船の『浮力と復原力』の話です。
皆さんには釈迦に説法かも知れませんが、今一度再確認しておきましょう。あなたの周りにも極端な乗り物嫌いの人がいるでしょうか?「私は飛行機が大嫌い。あんな鉄の塊が空を飛ぶのが信じられないので乗るのが怖い。」あるいは「私は船に乗るのが大嫌い。あんな鉄の塊が海に浮かぶのが信じられないし、泳げないので怖い。」と言って飛行機や船に乗ることをためらう人がいます。あなたは、そんな人になぜ船が海に浮いていられるかを判りやすく説明することができますか?
簡単な説明例を紹介します。船は浮力(Buoyancy)によって支えられて海面上に浮いているのです。浮力がなければ船は浮きません。
では、浮力とはどのような力でしょうか? 浮力とは皆さんの知っているアルキメデスの原理です。船が押しのけた海水の重量と同じ重量の浮力を船は受けているのです。
浮力を簡単にイメージするには、まず、水深10mで1気圧 (1kg/cm2) の圧力を受けていることを想像して下さい。では水深5mではどうでしょうか?・・・0.5気圧 (0.5kg/cm2) の圧力を受けます。水深5mでは水深10mの半分の圧力です。つまり深い場所での圧力は浅い場所の圧力より強いため、上方への力が発生します。これが私達が浮力と呼んでいる力の正体です。そして、上向きの浮力と下向き重力の引き算で、浮力の方が大きい船は浮き、重力の方が大きい鉄の塊は沈むのです。どうですか?これで「なぜ鉄の塊の船が海に浮いていることができるか?」という質問をされても、誰にでも判りやすく説明できるのでは・・・・・
では、他人に「船はなぜ転覆しないの?」と聞かれて判りやすく説明できますか?キーワードは復原力 (Stability) とメタセンタ (Metacenter)。皆さんも学校で習って理解しているはずなので、思い出して下さい。
船が傾いていない場合の重心 (Gravity:G) と浮心 (Buoyancy:B) は同線上にありますが、船が傾くと浮心位置がずれて下方への力「重心(G)」と上方への力「浮心(B)」の位置関係から船を起こそうとする力が発生します。これが復原力です。
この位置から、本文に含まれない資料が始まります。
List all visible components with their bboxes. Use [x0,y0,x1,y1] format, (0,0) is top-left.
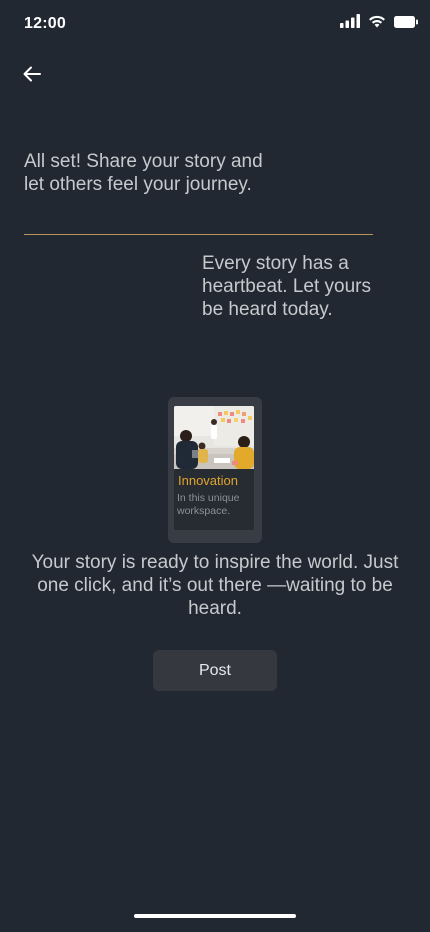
heartbeat-text: Every story has a heartbeat. Let yours b… [202,253,371,320]
share-story-screen: 12:00 All set! Share your story and let … [0,0,430,932]
inspire-text: Your story is ready to inspire the world… [31,552,399,619]
battery-icon [394,15,418,33]
home-indicator[interactable] [134,914,296,918]
post-button[interactable]: Post [153,650,277,691]
back-button[interactable] [18,62,46,90]
preview-title: Innovation [178,473,238,488]
status-icons [340,14,418,33]
wifi-icon [368,14,386,33]
story-preview-inner: Innovation In this unique workspace. [174,406,254,530]
status-time: 12:00 [24,15,66,32]
status-bar: 12:00 [0,0,430,50]
story-preview-card[interactable]: Innovation In this unique workspace. [168,397,262,543]
intro-text: All set! Share your story and let others… [24,151,263,195]
team-meeting-photo [174,406,254,469]
divider [24,234,373,235]
preview-subtitle: In this unique workspace. [177,492,240,517]
cellular-signal-icon [340,14,360,33]
arrow-left-icon [23,66,41,87]
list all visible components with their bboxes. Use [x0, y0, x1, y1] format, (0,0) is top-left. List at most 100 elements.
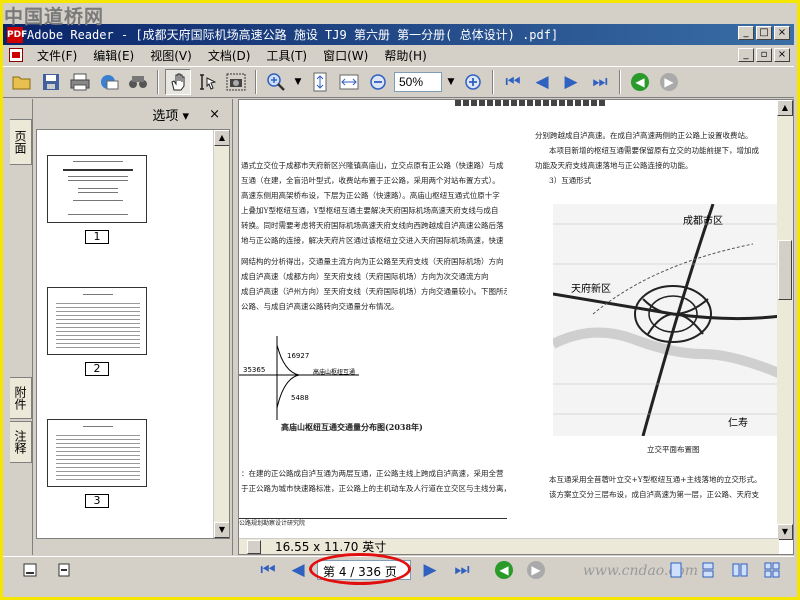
status-last-page-icon[interactable]: ⏭: [449, 557, 475, 583]
status-first-page-icon[interactable]: ⏮: [255, 557, 281, 583]
doc-restore-button[interactable]: ▫: [756, 48, 772, 62]
scroll-down-icon[interactable]: ▼: [214, 522, 229, 538]
highlight-annotation: [309, 553, 411, 585]
forward-icon[interactable]: ▶: [656, 69, 682, 95]
body-text-line: 成自泸高速（成都方向）至天府支线（天府国际机场）方向为次交通流方向: [241, 272, 489, 281]
hand-tool-icon[interactable]: [165, 69, 191, 95]
body-text-line: 互通（在建，全盲沿叶型式，收费站布置于正公路，采用两个对站布置方式）。: [241, 176, 500, 185]
status-forward-icon[interactable]: ▶: [523, 557, 549, 583]
maximize-button[interactable]: □: [756, 26, 772, 40]
volume-label: 35365: [243, 366, 265, 374]
scroll-down-icon[interactable]: ▼: [777, 524, 793, 540]
last-page-icon[interactable]: ⏭: [587, 69, 613, 95]
status-next-page-icon[interactable]: ▶: [417, 557, 443, 583]
thumbnail-label: 3: [85, 494, 109, 508]
menu-file[interactable]: 文件(F): [29, 47, 85, 64]
facing-layout-icon[interactable]: [727, 557, 753, 583]
document-page-right: 分别跨越成自泸高速。在成自泸高速两侧的正公路上设置收费站。 本项目新增的枢纽互通…: [511, 100, 781, 530]
body-text-line: 分别跨越成自泸高速。在成自泸高速两侧的正公路上设置收费站。: [535, 131, 753, 140]
first-page-icon[interactable]: ⏮: [500, 69, 526, 95]
page-footer: 公路规划勘察设计研究院: [239, 518, 507, 528]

次に復原力の大きさに影響するメタセンタ(M)ですが、メタセンタは平衡位置での浮力の作用線と傾いた位置での浮力の作用線の交点です。図に描いてみれば判りやすいと思いますが、このメタセンタ位置が高いほど、つまりGMが大きいほど復原力が大きくなり、転覆し難いということになります。ただし、GMが大きすぎると横揺れ周期が小さ過ぎて、ぐらぐら揺れて人にとっては快適でなくなります。
また、波長100〜150mの大きな波の周期と船の横揺れ周期が同調、いわゆるSynchronizeすると揺れが大きくなります。しかし、大型客船では横揺れ周期が20秒近くあり、時化ていても大きな波と同調せず、あまり揺れません。しかも全長が300mもある大きな客船では波長100〜150mの波のエネルギーが分散されて横揺れには強いのです。
・・・・・ どうですか、これで船嫌いの人に上手く説得できるのでは。